Ph.D vs. Ed.D
• The Ph.D. prepares researchers, primarily but not exclusively for positions in higher education. The degree is intended for those whose career goals include basic research. The Ph.D. prepares graduates to design and implement research that contributes to national and international conversations and generalizes to populations similar to those being studied.
• The Ed.D. prepares leaders, primarily but not exclusively for positions in education systems (K-12, community college, etc.). The degree is intended for those whose career goals will likely include use of research but usually as it pertains to program evaluation and improvement. The Ed.D. prepares graduates to perform research within their profession and likely within the context of their work.
Difference: Final Product
• The Ed.D. will also result in a dissertation, but the findings may be more relevant to a local audience of stakeholders.
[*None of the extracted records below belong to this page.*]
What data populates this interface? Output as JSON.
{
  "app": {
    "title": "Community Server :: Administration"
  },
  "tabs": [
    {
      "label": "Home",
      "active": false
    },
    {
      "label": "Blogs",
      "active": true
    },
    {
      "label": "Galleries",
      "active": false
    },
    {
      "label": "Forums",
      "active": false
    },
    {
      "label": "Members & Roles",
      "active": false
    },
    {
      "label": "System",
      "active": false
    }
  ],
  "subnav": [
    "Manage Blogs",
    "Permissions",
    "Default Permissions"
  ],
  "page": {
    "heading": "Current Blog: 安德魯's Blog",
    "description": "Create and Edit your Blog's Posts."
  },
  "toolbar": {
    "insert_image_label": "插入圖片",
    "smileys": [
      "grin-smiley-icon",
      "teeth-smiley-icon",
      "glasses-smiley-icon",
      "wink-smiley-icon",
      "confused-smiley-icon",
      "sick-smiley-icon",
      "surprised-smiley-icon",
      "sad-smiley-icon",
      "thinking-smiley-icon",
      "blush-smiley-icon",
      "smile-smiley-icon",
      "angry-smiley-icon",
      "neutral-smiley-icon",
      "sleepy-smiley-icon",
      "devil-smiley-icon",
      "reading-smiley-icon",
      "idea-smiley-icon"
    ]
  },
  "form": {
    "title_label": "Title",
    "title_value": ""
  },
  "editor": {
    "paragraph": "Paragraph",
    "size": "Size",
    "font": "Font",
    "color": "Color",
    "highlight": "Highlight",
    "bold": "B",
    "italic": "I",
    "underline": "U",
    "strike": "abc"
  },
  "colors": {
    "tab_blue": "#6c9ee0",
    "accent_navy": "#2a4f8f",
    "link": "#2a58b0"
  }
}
The research will likely occur within the context of the researcher’s employment and will focus primarily on real-world, real-time applications. The graduate will become proficient in program evaluation, case study, and action research.
• The Ph.D. results in a dissertation that should lead to publishable articles in national/international peer-reviewed journals whose audience includes but is not limited to other researchers. The dissertation findings should contribute to a national/ international research conversation, be generalizeable to a broader audience than that studied or significantly deepen the understanding of a particular issue, and/or advance research methodology. The graduate will become proficient in advanced statistical methodology and/or advanced qualitative methodology.
• Both the Ph.D. and the Ed.D. seek deep understanding and change, albeit at different levels.
• Both require understanding of research paradigms, appropriate use of research methods, limitations of research, and dissemination of findings.
• Both the Ph.D. and the Ed.D. are terminal degrees.
• Both prepare graduates for leadership positions.
• Both require programs of rigor and relevance.